Opaljewel · 12/03/2022 23:47

@Justilou1

I am also a rape survivor. You have my empathy. I have found that religious groups. The more evangelical the belief system of the group (not just Christian ones) the more they isolate themselves from society, choosing to only socialize within their religious group. They are ALWAYS very patriarchal and are often so hung up on the concepts of “Sin” and “Retribution” which they use to judge each other publicly. There is very often a preoccupation with sex and sexuality. Men that sexually abuse children or women are still considered to be “Good Men” because the reputation of the group must be protected, and these men they actually hide and protect sexual predators. Because they show up in church and say all the right words, (most often louder than everyone else) they present the image of the “good, Christian man” which makes it harder for their victims to trust that they are going to be believed if they report the abuse. Not only that, but the teachings of these groups encourages women & children to seek validation for being “good, faithful, nice and meek.” It’s a recipe for sexual abuse. I don’t know if you were raised in one of these groups or you were attracted to one because of your previous abuse, but you are a very vulnerable woman. Now that you recognize this, you have erected a barrier to protect yourself. This is sensible for now, but you have to find a way to heal. Not because you want another relationship, but because you want to heal the constant, nagging anger at the betrayals you have experienced, the the utter powerlessness you have felt and the sense of injustice. (Although of course, none of what you experienced was okay or just. You will gradually change how you react to it.) Please seek therapy. You probably heave what is known as C-PTSD, which is very common for people who have experienced prolonged or repeated abuse. You need specialist help for this. In the meantime, on YouTube, please check out “The Crappy Childhood Fairy”. She’s a psychologist from the USA who has been through it all too. She will explain the science, the patterns, etc, and it’s a good place to start.
Absolutely this. I echo the c-ptsd.
3kidsinsane · 13/03/2022 07:38

Thank you. Yes I have a diagnosis of cptsd.
I was brought up in a very religious home. My mother's husband used me as a verbal and physical punch bag.
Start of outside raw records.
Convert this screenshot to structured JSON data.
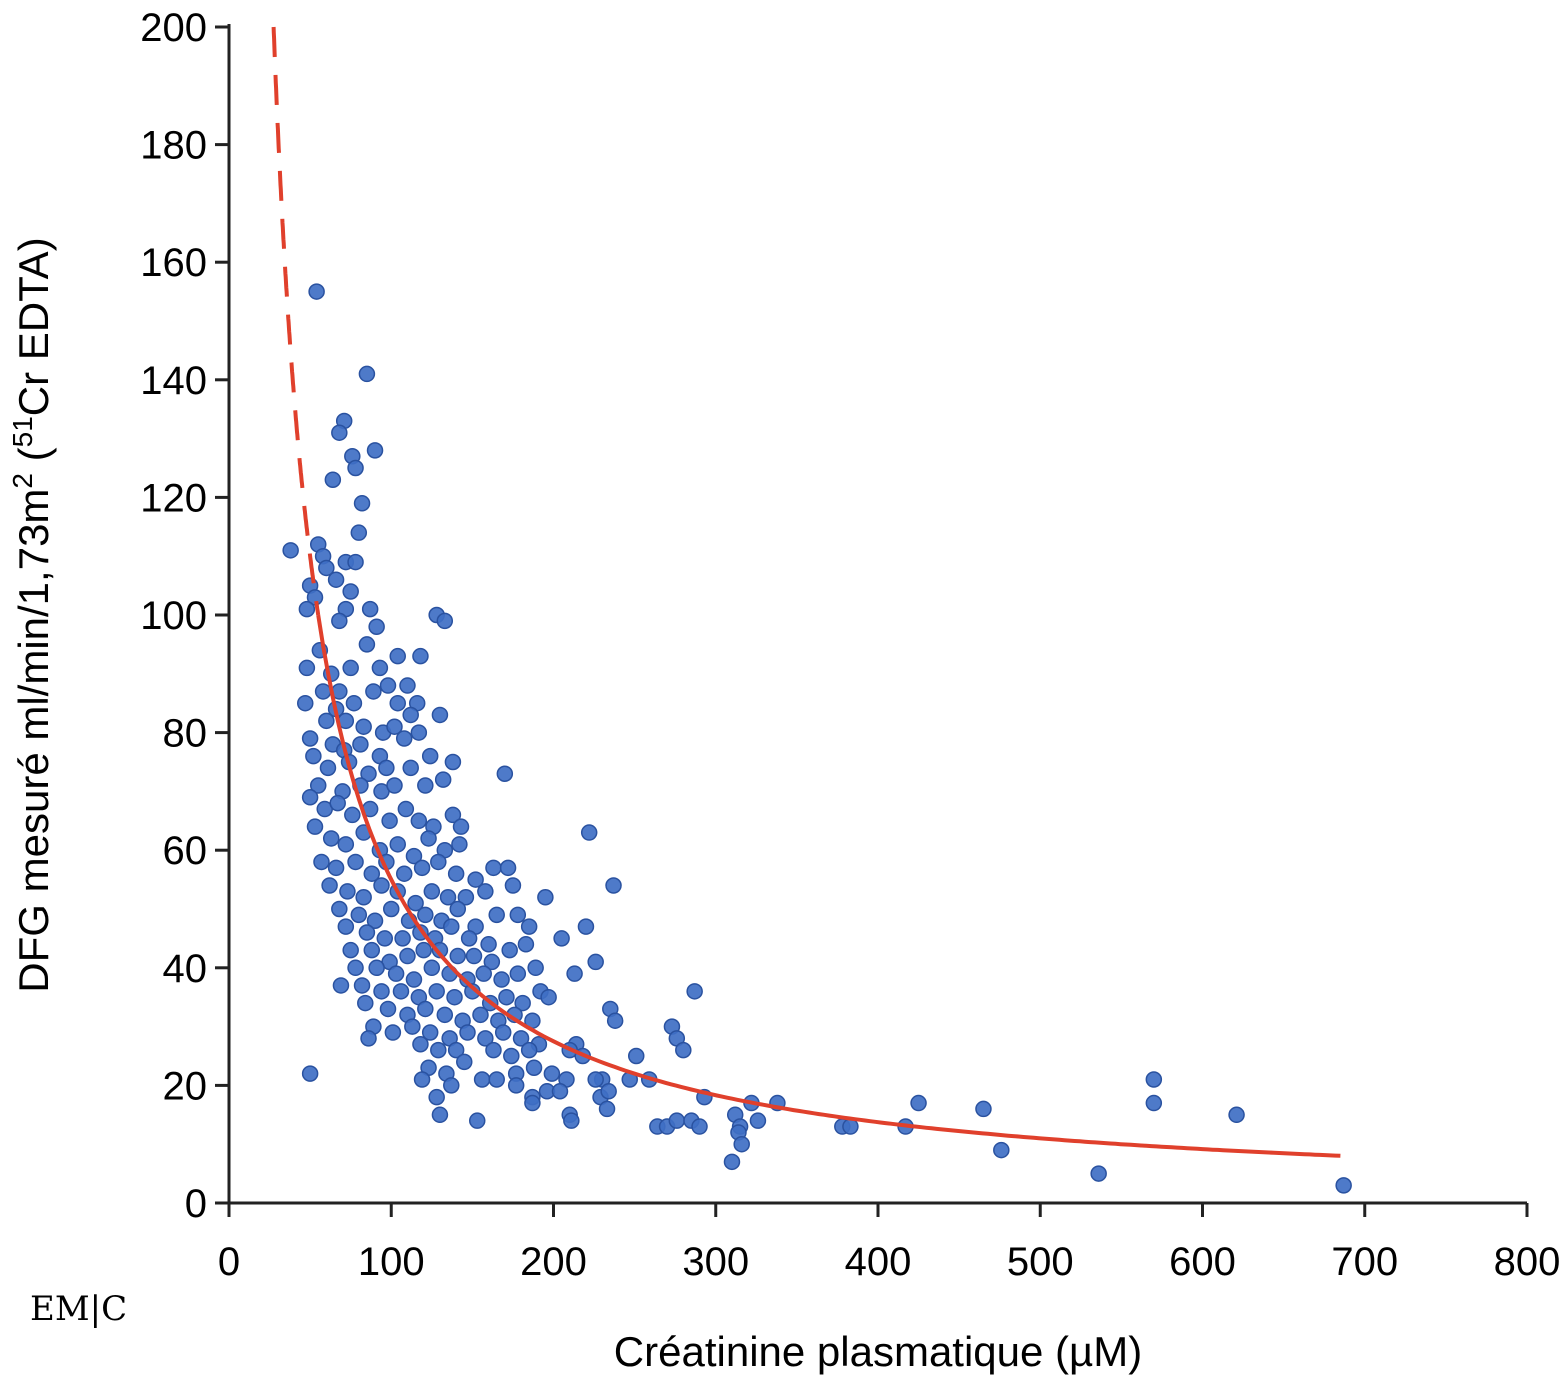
{
  "logo": {
    "text": "EM|C",
    "kind": "publisher-logo"
  },
  "chart_data": {
    "type": "scatter",
    "title": "",
    "xlabel": "Créatinine plasmatique (µM)",
    "ylabel_main": "DFG mesuré ml/min/1,73m",
    "ylabel_sup1": "2",
    "ylabel_mid": " (",
    "ylabel_sup2": "51",
    "ylabel_end": "Cr EDTA)",
    "xlim": [
      0,
      800
    ],
    "ylim": [
      0,
      200
    ],
    "x_ticks": [
      0,
      100,
      200,
      300,
      400,
      500,
      600,
      700,
      800
    ],
    "y_ticks": [
      0,
      20,
      40,
      60,
      80,
      100,
      120,
      140,
      160,
      180,
      200
    ],
    "grid": false,
    "point_color": "#3f6fc4",
    "point_edge_color": "#2a52a0",
    "curve_color": "#e0402c",
    "curve": {
      "type": "inverse",
      "formula": "y = 5500 / x",
      "x_range": [
        27.5,
        685
      ],
      "dashed_until_x": 55
    },
    "points": [
      [
        54,
        155
      ],
      [
        85,
        141
      ],
      [
        71,
        133
      ],
      [
        68,
        131
      ],
      [
        90,
        128
      ],
      [
        76,
        127
      ],
      [
        64,
        123
      ],
      [
        78,
        125
      ],
      [
        82,
        119
      ],
      [
        80,
        114
      ],
      [
        38,
        111
      ],
      [
        55,
        112
      ],
      [
        58,
        110
      ],
      [
        60,
        108
      ],
      [
        72,
        109
      ],
      [
        66,
        106
      ],
      [
        78,
        109
      ],
      [
        50,
        105
      ],
      [
        53,
        103
      ],
      [
        75,
        104
      ],
      [
        48,
        101
      ],
      [
        72,
        101
      ],
      [
        87,
        101
      ],
      [
        91,
        98
      ],
      [
        68,
        99
      ],
      [
        128,
        100
      ],
      [
        133,
        99
      ],
      [
        85,
        95
      ],
      [
        56,
        94
      ],
      [
        48,
        91
      ],
      [
        75,
        91
      ],
      [
        93,
        91
      ],
      [
        104,
        93
      ],
      [
        118,
        93
      ],
      [
        63,
        90
      ],
      [
        98,
        88
      ],
      [
        110,
        88
      ],
      [
        116,
        85
      ],
      [
        58,
        87
      ],
      [
        47,
        85
      ],
      [
        68,
        87
      ],
      [
        77,
        85
      ],
      [
        89,
        87
      ],
      [
        104,
        85
      ],
      [
        112,
        83
      ],
      [
        130,
        83
      ],
      [
        66,
        84
      ],
      [
        72,
        82
      ],
      [
        83,
        81
      ],
      [
        95,
        80
      ],
      [
        102,
        81
      ],
      [
        60,
        82
      ],
      [
        50,
        79
      ],
      [
        64,
        78
      ],
      [
        71,
        77
      ],
      [
        81,
        78
      ],
      [
        93,
        76
      ],
      [
        108,
        79
      ],
      [
        117,
        80
      ],
      [
        124,
        76
      ],
      [
        52,
        76
      ],
      [
        61,
        74
      ],
      [
        74,
        75
      ],
      [
        86,
        73
      ],
      [
        97,
        74
      ],
      [
        112,
        74
      ],
      [
        138,
        75
      ],
      [
        170,
        73
      ],
      [
        55,
        71
      ],
      [
        70,
        70
      ],
      [
        81,
        71
      ],
      [
        94,
        70
      ],
      [
        102,
        71
      ],
      [
        121,
        71
      ],
      [
        132,
        72
      ],
      [
        50,
        69
      ],
      [
        59,
        67
      ],
      [
        67,
        68
      ],
      [
        76,
        66
      ],
      [
        87,
        67
      ],
      [
        99,
        65
      ],
      [
        109,
        67
      ],
      [
        117,
        65
      ],
      [
        126,
        64
      ],
      [
        138,
        66
      ],
      [
        143,
        64
      ],
      [
        53,
        64
      ],
      [
        63,
        62
      ],
      [
        72,
        61
      ],
      [
        83,
        63
      ],
      [
        93,
        60
      ],
      [
        104,
        61
      ],
      [
        114,
        59
      ],
      [
        123,
        62
      ],
      [
        133,
        60
      ],
      [
        142,
        61
      ],
      [
        57,
        58
      ],
      [
        66,
        57
      ],
      [
        78,
        58
      ],
      [
        88,
        56
      ],
      [
        97,
        58
      ],
      [
        108,
        56
      ],
      [
        119,
        57
      ],
      [
        129,
        58
      ],
      [
        140,
        56
      ],
      [
        152,
        55
      ],
      [
        163,
        57
      ],
      [
        172,
        57
      ],
      [
        222,
        63
      ],
      [
        62,
        54
      ],
      [
        73,
        53
      ],
      [
        83,
        52
      ],
      [
        94,
        54
      ],
      [
        104,
        53
      ],
      [
        115,
        51
      ],
      [
        125,
        53
      ],
      [
        135,
        52
      ],
      [
        146,
        52
      ],
      [
        158,
        53
      ],
      [
        175,
        54
      ],
      [
        237,
        54
      ],
      [
        68,
        50
      ],
      [
        80,
        49
      ],
      [
        90,
        48
      ],
      [
        100,
        50
      ],
      [
        111,
        48
      ],
      [
        121,
        49
      ],
      [
        131,
        48
      ],
      [
        141,
        50
      ],
      [
        152,
        47
      ],
      [
        165,
        49
      ],
      [
        178,
        49
      ],
      [
        195,
        52
      ],
      [
        72,
        47
      ],
      [
        85,
        46
      ],
      [
        96,
        45
      ],
      [
        107,
        45
      ],
      [
        118,
        46
      ],
      [
        127,
        45
      ],
      [
        137,
        47
      ],
      [
        148,
        45
      ],
      [
        160,
        44
      ],
      [
        185,
        47
      ],
      [
        220,
        47
      ],
      [
        75,
        43
      ],
      [
        88,
        43
      ],
      [
        99,
        41
      ],
      [
        110,
        42
      ],
      [
        120,
        43
      ],
      [
        130,
        43
      ],
      [
        141,
        42
      ],
      [
        151,
        42
      ],
      [
        162,
        41
      ],
      [
        173,
        43
      ],
      [
        183,
        44
      ],
      [
        205,
        45
      ],
      [
        78,
        40
      ],
      [
        91,
        40
      ],
      [
        103,
        39
      ],
      [
        114,
        38
      ],
      [
        125,
        40
      ],
      [
        136,
        39
      ],
      [
        147,
        38
      ],
      [
        157,
        39
      ],
      [
        168,
        38
      ],
      [
        178,
        39
      ],
      [
        189,
        40
      ],
      [
        226,
        41
      ],
      [
        213,
        39
      ],
      [
        82,
        37
      ],
      [
        94,
        36
      ],
      [
        106,
        36
      ],
      [
        117,
        35
      ],
      [
        128,
        36
      ],
      [
        139,
        35
      ],
      [
        150,
        36
      ],
      [
        161,
        34
      ],
      [
        171,
        35
      ],
      [
        181,
        34
      ],
      [
        192,
        36
      ],
      [
        287,
        36
      ],
      [
        69,
        37
      ],
      [
        84,
        34
      ],
      [
        98,
        33
      ],
      [
        110,
        32
      ],
      [
        121,
        33
      ],
      [
        133,
        32
      ],
      [
        144,
        31
      ],
      [
        155,
        32
      ],
      [
        166,
        31
      ],
      [
        176,
        32
      ],
      [
        187,
        31
      ],
      [
        197,
        35
      ],
      [
        235,
        33
      ],
      [
        89,
        30
      ],
      [
        101,
        29
      ],
      [
        113,
        30
      ],
      [
        124,
        29
      ],
      [
        136,
        28
      ],
      [
        147,
        29
      ],
      [
        158,
        28
      ],
      [
        169,
        29
      ],
      [
        180,
        28
      ],
      [
        191,
        27
      ],
      [
        214,
        27
      ],
      [
        238,
        31
      ],
      [
        273,
        30
      ],
      [
        86,
        28
      ],
      [
        118,
        27
      ],
      [
        129,
        26
      ],
      [
        140,
        26
      ],
      [
        163,
        26
      ],
      [
        174,
        25
      ],
      [
        185,
        26
      ],
      [
        210,
        26
      ],
      [
        218,
        25
      ],
      [
        230,
        21
      ],
      [
        276,
        28
      ],
      [
        280,
        26
      ],
      [
        251,
        25
      ],
      [
        123,
        23
      ],
      [
        134,
        22
      ],
      [
        145,
        24
      ],
      [
        156,
        21
      ],
      [
        165,
        21
      ],
      [
        177,
        22
      ],
      [
        188,
        23
      ],
      [
        199,
        22
      ],
      [
        208,
        21
      ],
      [
        226,
        21
      ],
      [
        247,
        21
      ],
      [
        259,
        21
      ],
      [
        50,
        22
      ],
      [
        119,
        21
      ],
      [
        137,
        20
      ],
      [
        177,
        20
      ],
      [
        187,
        18
      ],
      [
        196,
        19
      ],
      [
        204,
        19
      ],
      [
        229,
        18
      ],
      [
        234,
        19
      ],
      [
        293,
        18
      ],
      [
        322,
        17
      ],
      [
        338,
        17
      ],
      [
        425,
        17
      ],
      [
        465,
        16
      ],
      [
        570,
        21
      ],
      [
        570,
        17
      ],
      [
        621,
        15
      ],
      [
        128,
        18
      ],
      [
        130,
        15
      ],
      [
        153,
        14
      ],
      [
        187,
        17
      ],
      [
        210,
        15
      ],
      [
        211,
        14
      ],
      [
        233,
        16
      ],
      [
        264,
        13
      ],
      [
        270,
        13
      ],
      [
        276,
        14
      ],
      [
        285,
        14
      ],
      [
        290,
        13
      ],
      [
        312,
        15
      ],
      [
        315,
        13
      ],
      [
        314,
        12
      ],
      [
        316,
        10
      ],
      [
        326,
        14
      ],
      [
        310,
        7
      ],
      [
        378,
        13
      ],
      [
        383,
        13
      ],
      [
        417,
        13
      ],
      [
        476,
        9
      ],
      [
        536,
        5
      ],
      [
        687,
        3
      ]
    ]
  }
}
There was also one occasion it could be classed as sexual but it wasn't that bad (how messed up is that? If any one did it to my kids I'd serve time but because it was to me it doesn't seem that awful). It was his friend who raped me and when I finally spoke out he said that about not being a good enough Christian. He also went and played golf with him.

I'm 41 I hate that I still let it all effect me

OP posts:
Justilou1 · 13/03/2022 08:52

I know honey… I believe you. These horrible men just love religious “communities” because there are so many obedient little girls (and women) who are too afraid of the consequences of speaking up. This is because that is how they have been programmed while they were being raised.